Fire exploded in her left hand. It felt like everything in it
was crushed. Something landed at her feet.
Omar.
A blade had been shoved through the center of his palm. Darria tried to move her left hand but wasn’t able to. She scooped him up with her right hand and held him close, but she couldn’t feel the spiritual connection she had to him.
“Omar?” she whispered.
No answer came to her.
Darria looked up at the darkness, but the spirit had vanished.
So had Omar.
Chapter 12
Darria set Omar down on the desk in her attic. Mercury had brought them home. He was in the backyard talking to Lina, Marie, and Rory. She was exhausted and wanted to be left alone. Her heart was sick from the loss of her familiar. The hand was charred. His fingers were shriveled. His skin was cracked and brittle. She looked at her left hand and saw no damage, but she couldn’t feel anything in it. Her heart felt broken as though something had been pulled out of her that she couldn’t fill.
“Mind if I come in?”
Marie stood in the doorway of her office. Darria glanced at the other woman. She had not asked what happened, but Darria figured she knew by now. The warmth in her eyes let her know that Marie cared.

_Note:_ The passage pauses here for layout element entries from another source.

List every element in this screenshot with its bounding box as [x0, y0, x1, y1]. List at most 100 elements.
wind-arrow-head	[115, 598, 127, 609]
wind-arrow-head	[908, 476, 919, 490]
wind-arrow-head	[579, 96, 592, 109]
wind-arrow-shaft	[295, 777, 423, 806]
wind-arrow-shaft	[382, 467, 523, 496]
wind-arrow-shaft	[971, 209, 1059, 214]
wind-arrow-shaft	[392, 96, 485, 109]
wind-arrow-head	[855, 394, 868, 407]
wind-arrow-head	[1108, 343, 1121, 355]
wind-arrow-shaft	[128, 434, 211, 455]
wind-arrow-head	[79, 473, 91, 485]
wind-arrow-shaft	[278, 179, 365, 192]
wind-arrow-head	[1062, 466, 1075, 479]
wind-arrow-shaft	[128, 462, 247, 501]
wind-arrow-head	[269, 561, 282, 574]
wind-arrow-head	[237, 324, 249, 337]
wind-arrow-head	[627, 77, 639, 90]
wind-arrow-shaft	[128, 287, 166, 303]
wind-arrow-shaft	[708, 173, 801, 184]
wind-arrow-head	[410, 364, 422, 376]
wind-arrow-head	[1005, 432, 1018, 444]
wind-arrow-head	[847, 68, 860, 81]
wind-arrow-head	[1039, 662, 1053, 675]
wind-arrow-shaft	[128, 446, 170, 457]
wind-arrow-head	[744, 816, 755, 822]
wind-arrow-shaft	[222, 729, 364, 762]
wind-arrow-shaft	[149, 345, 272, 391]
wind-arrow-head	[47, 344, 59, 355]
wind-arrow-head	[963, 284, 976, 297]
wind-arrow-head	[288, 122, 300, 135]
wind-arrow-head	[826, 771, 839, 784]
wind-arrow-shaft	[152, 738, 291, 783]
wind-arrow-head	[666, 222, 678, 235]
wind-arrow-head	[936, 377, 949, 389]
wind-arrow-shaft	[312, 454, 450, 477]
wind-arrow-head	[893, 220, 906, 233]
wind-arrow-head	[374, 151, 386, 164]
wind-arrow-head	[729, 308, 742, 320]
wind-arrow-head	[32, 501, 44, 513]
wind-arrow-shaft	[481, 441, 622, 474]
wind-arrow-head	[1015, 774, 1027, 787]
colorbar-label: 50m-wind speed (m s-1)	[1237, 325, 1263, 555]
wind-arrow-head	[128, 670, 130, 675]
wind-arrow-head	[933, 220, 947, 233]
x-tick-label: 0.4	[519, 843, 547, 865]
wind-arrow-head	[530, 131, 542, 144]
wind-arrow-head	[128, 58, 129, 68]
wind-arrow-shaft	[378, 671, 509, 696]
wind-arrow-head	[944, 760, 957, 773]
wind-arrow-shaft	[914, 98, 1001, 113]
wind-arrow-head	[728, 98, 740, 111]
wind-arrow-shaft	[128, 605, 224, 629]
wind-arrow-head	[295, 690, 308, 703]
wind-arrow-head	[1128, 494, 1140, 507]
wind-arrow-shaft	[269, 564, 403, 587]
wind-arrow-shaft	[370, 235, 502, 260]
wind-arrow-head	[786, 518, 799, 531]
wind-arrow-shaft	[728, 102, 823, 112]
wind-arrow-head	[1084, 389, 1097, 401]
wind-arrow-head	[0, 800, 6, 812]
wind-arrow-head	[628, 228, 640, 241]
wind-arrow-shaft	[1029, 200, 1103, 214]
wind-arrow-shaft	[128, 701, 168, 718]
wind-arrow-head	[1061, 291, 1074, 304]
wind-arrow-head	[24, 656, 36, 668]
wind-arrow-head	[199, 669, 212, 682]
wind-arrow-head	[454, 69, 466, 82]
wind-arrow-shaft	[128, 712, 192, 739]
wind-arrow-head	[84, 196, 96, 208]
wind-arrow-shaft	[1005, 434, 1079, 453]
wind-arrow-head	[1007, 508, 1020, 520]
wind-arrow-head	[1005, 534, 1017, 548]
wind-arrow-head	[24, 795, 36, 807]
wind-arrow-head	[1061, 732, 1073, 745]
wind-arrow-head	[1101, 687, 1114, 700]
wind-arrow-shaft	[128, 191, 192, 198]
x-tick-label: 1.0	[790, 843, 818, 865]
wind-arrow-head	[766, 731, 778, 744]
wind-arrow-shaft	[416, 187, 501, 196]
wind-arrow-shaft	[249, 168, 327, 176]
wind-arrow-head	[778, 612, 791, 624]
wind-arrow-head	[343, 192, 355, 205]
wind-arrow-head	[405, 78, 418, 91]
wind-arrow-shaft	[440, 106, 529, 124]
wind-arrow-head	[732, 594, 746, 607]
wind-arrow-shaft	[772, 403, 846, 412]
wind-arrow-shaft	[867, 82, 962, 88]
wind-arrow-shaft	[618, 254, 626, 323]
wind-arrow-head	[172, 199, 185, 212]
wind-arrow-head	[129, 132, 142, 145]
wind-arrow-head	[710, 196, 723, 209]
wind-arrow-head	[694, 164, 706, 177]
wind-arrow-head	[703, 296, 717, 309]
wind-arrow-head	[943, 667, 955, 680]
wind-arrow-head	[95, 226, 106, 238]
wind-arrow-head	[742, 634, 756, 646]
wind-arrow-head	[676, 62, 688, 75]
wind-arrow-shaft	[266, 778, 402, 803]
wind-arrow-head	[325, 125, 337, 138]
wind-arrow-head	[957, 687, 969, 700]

“Sure, come on in.” Darria invited her in so she could pass through the enchantment over the office. The other necromancer took her left hand. She could feel the warmth of her energy passing over her.
“I’m sorry about Omar. I sensed his absence and the wound dealt to you. Can you feel my hand?”
“Yes.” Everything in her seemed to have died along with Omar.
“Good. It means you haven’t lost your familiar.”
“What do you mean? His hand is a desiccated, blackened husk that was a result of him buying me some time so that I could break free of the circle. I wounded the one after the undertakers. For retribution, he did this to Omar.”
“Omar didn’t die on you. If he did, your hand would also be shriveled.”